According to the authorities’ account, Ramos argued with his 66-year-old grandmother before committing the crime. The young man had uploaded to social networks photographs of the weapons that he had bought legally in a local store. The grandmother, according to some neighbors, knew of her grandson’s plans and wanted to prevent her from carrying them out. Ramos shot at her. She was taken to a San Antonio hospital and is in critical condition. A backpack full of ammunition was left lying in the patio of the house.
“No one knew him”
Ramos had some jobs in town. One of them was at the Wendy’s fast food chain, where he worked for a year and left last month. The journalists who have visited the place present the portrait of a shy young man without many friends and with difficulties in establishing social relationships. “A lot of my employees talk to each other and are friendly.

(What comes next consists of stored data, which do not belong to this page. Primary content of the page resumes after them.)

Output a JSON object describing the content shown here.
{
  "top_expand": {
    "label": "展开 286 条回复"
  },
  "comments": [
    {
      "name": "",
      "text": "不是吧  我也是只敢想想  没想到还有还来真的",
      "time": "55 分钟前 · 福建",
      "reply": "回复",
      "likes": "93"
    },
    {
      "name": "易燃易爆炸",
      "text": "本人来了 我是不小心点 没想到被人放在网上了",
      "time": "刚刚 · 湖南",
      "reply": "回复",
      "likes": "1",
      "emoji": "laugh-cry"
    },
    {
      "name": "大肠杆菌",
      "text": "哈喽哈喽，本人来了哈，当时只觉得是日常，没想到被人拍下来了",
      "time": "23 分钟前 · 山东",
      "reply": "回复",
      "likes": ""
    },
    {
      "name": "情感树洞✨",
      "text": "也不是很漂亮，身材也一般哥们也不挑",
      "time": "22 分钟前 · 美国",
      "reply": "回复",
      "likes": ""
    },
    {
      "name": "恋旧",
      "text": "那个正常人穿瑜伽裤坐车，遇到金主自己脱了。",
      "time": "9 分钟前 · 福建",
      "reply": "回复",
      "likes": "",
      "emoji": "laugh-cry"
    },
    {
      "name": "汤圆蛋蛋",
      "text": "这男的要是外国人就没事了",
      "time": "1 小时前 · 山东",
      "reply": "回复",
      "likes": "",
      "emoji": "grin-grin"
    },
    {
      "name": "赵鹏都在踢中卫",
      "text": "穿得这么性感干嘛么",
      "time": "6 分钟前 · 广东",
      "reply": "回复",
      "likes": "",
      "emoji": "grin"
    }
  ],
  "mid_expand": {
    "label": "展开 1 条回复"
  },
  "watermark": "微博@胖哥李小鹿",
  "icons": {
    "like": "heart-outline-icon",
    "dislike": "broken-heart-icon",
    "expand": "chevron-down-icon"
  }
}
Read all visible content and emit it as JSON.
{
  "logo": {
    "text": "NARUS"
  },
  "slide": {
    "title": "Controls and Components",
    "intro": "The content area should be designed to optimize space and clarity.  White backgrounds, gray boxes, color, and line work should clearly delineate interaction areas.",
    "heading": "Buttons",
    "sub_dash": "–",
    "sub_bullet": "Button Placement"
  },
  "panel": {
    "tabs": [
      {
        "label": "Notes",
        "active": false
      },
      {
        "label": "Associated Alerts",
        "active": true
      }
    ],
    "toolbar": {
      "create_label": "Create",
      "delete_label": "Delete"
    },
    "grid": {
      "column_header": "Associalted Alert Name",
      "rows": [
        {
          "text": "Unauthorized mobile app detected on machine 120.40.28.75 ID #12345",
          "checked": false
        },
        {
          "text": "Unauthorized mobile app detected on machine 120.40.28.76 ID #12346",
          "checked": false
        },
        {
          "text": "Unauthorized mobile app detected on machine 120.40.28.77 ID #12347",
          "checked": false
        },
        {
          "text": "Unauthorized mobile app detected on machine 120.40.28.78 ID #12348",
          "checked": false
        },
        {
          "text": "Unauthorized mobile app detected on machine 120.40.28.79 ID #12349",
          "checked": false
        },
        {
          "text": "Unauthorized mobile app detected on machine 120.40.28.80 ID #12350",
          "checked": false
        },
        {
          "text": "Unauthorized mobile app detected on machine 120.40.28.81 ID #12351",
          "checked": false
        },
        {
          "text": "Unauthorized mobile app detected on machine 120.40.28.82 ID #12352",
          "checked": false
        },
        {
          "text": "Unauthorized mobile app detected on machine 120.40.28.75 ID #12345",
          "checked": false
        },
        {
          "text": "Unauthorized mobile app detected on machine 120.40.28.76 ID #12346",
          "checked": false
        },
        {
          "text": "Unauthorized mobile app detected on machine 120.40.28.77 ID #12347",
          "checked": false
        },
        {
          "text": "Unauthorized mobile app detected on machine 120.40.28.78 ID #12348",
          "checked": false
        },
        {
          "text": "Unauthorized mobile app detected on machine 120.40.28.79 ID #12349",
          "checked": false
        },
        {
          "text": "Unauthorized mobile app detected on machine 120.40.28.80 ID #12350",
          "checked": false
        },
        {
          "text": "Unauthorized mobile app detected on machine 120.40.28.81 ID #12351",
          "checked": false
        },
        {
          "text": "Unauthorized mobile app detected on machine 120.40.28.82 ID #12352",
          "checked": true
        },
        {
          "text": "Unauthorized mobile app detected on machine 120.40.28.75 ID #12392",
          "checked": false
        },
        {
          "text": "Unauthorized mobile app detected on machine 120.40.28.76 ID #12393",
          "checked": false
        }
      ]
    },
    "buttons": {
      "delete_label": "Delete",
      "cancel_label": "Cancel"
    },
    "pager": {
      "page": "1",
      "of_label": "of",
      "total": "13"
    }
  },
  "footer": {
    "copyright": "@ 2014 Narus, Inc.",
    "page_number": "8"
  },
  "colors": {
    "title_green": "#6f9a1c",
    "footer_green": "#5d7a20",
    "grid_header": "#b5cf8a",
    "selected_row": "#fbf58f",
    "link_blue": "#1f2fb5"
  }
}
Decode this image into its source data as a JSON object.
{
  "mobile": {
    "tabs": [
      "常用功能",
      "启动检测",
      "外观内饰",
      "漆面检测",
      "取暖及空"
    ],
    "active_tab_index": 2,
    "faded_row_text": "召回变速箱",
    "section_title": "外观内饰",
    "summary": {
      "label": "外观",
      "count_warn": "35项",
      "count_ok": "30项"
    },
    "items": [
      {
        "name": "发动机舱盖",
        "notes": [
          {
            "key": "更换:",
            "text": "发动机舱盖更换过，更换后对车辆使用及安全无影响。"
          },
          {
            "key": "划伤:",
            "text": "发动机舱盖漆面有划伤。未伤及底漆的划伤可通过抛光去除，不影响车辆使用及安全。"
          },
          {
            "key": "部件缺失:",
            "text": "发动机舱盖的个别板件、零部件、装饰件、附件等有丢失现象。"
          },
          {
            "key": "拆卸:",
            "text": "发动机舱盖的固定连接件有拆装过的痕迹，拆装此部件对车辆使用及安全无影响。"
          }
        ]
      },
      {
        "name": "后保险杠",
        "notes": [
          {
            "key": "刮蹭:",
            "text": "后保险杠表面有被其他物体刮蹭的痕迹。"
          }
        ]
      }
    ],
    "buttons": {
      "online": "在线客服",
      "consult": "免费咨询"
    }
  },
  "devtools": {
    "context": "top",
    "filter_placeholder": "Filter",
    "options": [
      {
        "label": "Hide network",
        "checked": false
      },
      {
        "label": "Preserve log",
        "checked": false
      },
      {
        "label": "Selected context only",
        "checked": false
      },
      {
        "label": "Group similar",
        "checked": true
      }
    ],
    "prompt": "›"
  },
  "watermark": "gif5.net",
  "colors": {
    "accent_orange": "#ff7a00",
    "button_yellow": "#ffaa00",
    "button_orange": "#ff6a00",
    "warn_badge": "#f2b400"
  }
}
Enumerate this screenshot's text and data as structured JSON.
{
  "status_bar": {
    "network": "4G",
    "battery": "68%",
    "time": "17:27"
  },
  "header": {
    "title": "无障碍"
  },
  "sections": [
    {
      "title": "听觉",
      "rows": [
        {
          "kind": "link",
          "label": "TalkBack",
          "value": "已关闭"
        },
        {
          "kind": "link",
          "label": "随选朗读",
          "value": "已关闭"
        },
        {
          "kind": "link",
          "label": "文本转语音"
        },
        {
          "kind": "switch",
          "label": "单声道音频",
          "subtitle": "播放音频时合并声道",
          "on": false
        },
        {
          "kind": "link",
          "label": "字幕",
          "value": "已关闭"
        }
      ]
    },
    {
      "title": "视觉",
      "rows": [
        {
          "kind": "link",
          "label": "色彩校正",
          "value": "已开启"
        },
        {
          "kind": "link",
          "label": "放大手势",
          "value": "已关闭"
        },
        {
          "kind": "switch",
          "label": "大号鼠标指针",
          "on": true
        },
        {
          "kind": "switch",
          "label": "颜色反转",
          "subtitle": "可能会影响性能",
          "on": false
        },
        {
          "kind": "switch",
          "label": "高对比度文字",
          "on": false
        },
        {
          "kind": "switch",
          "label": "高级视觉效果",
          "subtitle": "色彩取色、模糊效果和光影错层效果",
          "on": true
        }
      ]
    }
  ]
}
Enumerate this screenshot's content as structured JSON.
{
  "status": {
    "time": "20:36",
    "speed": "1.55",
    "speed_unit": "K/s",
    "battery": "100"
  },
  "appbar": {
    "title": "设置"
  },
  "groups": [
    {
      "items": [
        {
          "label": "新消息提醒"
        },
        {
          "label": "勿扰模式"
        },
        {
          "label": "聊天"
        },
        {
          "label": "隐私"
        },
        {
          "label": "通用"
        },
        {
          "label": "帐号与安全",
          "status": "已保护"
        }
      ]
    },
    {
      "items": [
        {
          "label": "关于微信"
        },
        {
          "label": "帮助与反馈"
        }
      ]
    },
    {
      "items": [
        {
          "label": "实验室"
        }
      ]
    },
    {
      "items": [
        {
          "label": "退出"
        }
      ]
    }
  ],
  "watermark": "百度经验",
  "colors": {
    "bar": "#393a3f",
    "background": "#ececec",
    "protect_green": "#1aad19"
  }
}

He wasn’t like that. I don’t think anyone knew him,” the restaurant’s night coordinator told the newspaper. The New York Times.
The boy also worked sporadically with his grandfather Rolando, who was dedicated to installing air conditioners and other maintenance tasks. In recent months, the family had mourned several upcoming deaths. Rolando had lost his mother and his brother, Salvador’s great-uncle.
“I’m very sorry for my friend Rolando,” said Adolfo Cruz, 69, who also works installing air conditioners, on Tuesday night. Originally from Uvalde, he says he has known the murderer’s family for more than 60 years. “He is a firm guy,” he describes about his grandfather, a version shared by the neighbors on the street. Adolfo’s granddaughter, 10-year-old Elija Cruz Torres, is among the fatalities left by Ramos’ anger in a place where everyone knows each other. “I don’t blame my friend at all. I don’t hold a grudge against him, ”she indicated.
What did bother Cruz is the role of the police. “Where were they?” she wondered. According to him, Police Chief Daniel Rodriguez had promised special surveillance in the school district. In May 2018, the authorities of this town arrested two students from the Morales institute, aged 13 and 14, who planned to carry out a shooting in their center, in the same town. The investigation revealed that the minors identified themselves with Eric Harris and Dylan Klebold, the Columbine killers. Years later, a massacre has taken place inside the classrooms. The name of Salvador Ramos joins a growing list of perpetrators that once again joins an entire community in mourning.